Winds from the northeast 15 – 20 knots with gusts to 25 knots. Small craft advisory throughout the day. Seems like those guys should be careful or stay home.
As I arrived at the landing, a bald eagle perched on the rope railing of the dock. Scrutinizing me, it took flight, wheeled off downwind, and landed in the top of a live oak tree fifty yards away. It was a most positive sign for a sail promising plenty of wind and wetness. I treated this trip as a physical workout, and began with a difficult beat against the tide out Venning Creek to Bulls Bay. Leaving the Intracoastal Waterway to access Venning, I noticed a kayaker coming out of the marsh, and luffed for a gam. He continued on with limited acknowledgement, the wind and tide behind him. The incoming tide was full bore as we tacked to and from between the banks of the creek, battling the elements in penetrating deeper into the marshes of Cape Romain.

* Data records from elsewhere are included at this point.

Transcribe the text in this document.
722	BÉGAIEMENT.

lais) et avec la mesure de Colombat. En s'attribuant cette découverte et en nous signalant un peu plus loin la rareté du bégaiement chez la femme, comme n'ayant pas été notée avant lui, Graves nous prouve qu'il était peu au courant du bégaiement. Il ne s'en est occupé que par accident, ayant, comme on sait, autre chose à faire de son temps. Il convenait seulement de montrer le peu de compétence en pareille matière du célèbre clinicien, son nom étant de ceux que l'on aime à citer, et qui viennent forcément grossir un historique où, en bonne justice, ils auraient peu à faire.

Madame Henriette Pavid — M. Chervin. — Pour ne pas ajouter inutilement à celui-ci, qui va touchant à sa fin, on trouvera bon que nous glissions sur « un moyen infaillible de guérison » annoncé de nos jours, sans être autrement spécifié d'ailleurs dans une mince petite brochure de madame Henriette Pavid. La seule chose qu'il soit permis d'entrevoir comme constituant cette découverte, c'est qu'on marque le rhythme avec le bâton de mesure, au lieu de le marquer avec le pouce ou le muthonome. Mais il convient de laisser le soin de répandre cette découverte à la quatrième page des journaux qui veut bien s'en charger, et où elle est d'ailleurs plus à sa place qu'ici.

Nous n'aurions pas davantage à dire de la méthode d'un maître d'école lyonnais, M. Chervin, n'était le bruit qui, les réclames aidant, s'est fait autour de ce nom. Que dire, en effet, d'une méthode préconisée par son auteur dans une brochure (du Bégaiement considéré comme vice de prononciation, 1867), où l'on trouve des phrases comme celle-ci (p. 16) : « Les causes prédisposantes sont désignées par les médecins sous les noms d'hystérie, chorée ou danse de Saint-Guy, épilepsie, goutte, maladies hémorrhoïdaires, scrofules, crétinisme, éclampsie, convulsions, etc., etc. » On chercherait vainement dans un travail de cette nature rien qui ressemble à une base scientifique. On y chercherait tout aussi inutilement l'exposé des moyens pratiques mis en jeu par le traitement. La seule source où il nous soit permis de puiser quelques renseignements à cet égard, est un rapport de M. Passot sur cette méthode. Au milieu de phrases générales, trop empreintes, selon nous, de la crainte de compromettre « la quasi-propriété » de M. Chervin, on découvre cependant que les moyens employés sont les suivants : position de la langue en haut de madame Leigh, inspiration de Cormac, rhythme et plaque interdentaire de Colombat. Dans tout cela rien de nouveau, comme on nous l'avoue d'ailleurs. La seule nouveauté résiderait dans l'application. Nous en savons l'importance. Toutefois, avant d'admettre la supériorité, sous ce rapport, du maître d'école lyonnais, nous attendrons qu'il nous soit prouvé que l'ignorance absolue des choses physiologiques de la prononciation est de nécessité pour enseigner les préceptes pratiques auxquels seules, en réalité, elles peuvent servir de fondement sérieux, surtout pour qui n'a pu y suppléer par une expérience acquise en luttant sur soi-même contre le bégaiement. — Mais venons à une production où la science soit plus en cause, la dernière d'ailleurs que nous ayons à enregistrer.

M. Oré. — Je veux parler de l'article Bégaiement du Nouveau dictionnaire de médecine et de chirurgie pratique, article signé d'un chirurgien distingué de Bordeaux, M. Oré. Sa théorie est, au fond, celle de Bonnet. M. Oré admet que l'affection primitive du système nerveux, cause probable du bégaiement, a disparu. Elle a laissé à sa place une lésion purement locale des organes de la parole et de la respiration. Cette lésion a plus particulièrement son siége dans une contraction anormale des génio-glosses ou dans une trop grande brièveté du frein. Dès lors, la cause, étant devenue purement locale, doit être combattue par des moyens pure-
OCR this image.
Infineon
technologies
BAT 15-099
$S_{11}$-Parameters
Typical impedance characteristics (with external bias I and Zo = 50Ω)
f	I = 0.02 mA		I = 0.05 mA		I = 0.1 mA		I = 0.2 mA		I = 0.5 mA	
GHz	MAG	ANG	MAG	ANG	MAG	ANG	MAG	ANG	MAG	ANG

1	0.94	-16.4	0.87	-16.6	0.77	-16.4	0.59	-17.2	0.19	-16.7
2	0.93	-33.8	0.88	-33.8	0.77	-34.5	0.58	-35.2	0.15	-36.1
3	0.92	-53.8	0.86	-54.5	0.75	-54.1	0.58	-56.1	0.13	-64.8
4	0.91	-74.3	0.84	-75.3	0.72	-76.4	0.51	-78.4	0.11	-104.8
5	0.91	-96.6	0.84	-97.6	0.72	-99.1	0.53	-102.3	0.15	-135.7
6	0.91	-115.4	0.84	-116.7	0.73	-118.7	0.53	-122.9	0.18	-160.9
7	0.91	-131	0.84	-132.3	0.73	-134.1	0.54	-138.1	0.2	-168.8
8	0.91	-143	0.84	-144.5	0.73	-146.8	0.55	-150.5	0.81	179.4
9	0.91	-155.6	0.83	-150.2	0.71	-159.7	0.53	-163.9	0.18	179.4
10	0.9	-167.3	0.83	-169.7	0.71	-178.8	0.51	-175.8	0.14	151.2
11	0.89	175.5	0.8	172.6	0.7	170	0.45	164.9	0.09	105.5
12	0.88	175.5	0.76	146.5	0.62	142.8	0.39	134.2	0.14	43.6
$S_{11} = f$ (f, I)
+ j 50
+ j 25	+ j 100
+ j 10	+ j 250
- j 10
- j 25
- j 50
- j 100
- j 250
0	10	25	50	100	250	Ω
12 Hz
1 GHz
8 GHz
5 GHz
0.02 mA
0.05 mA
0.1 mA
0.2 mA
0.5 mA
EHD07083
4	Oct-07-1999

As the creek’s course bent closer to the east, we continued on a long close hauled port tack, the Bay ahead.
Venning Creek outlet to Bulls Bay, 2013.
We carried right through to the opens waters, and once clear bore off. It was now time to cash in the spoils of all that upwind and uptime work, and sail freely down the Bay until taking the incoming tide back through Andersonville Creek to the landing. Wet and wild dividends they were as we surfed across the Bay on waves building on the long NE/SW fetch. I strained to keep my landmarks straight so I would know where to make the turn toward the creek’s mouth. We were the only pleasure boat navigating the rough waters, and Kingfisher thrived on this point of sail. A black fin appeared, and then a dolphin pod, at seemingly the right place to make the jibe toward the homeward course. Flying in toward the creek’s mouth, I spied to leeward the telltale sign of a loggerhead turtle taking a breath on the surface. It was my first loggerhead sighting of 2015 – another fine sign on a lively spring sail.